La startup pense miser entre 50 000 et 500 000 dollars selon les affaires, et espère gagner 50 % de plus que ses investissements en moyenne. Un ratio qui ferait pâlir d’envie plus d’un banquier.

legalist

En France ? WeClaim présent sur le marché

En France, ce type de startups est encore rare, mais il en existe au moins une, montée par l’entreprise Litigation Group. WeClaim, basée à Paris, propose de financer les poursuites que veulent entamer des internautes, si le dossier les convainc des chances de succès. L’entreprise mandate un avocat pour mener les négociations, et prend ensuite 25 % HT des sommes obtenues en cas de résolution amiable.

weclaim

Le fonctionnement du service est légèrement différent de ses homologues américains puisqu’il ne permet pas de financer n’importe quelle procédure judiciaire, mais uniquement les types de litiges que la plateforme a identifiés, avec des procédures rodées. On pourra ainsi demander l’aide de WeClaim pour obtenir une indemnité après avoir manqué un vol d’avion, pour se faire rembourser le trop-payé sur un loyer, récupérer le dépôt de garantie d’un loyer, faire condamner l’État pour une procédure judiciaire qui traîne trop en longueur, etc.

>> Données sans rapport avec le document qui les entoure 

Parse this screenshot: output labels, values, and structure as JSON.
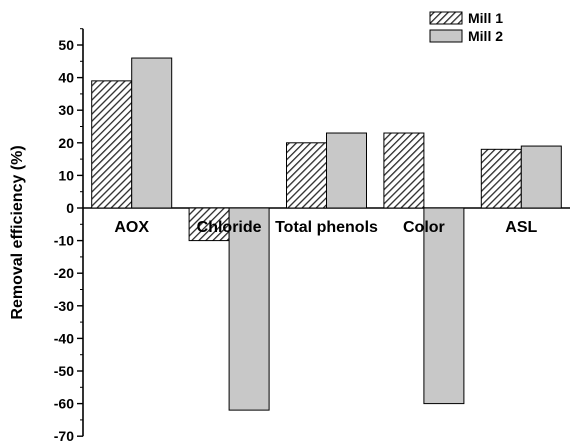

Fin 2015, le Conseil national des barreaux (CNB) a adopté une résolution sur le financement des procès par des tiers, qui ne s’oppose pas à cette pratique montante, qu’il voit même comme un progrès pour l’accès à la justice. Il souhaite néanmoins que la pratique soit encadrée dans le code civil en précisant que « le financeur ne peut, directement ou indirectement, conduire le litige » et « ne peut, notamment, choisir l’argumentation développée, ni imposer au bénéficiaire de faire, d’accepter ou de refuser une offre de transaction ».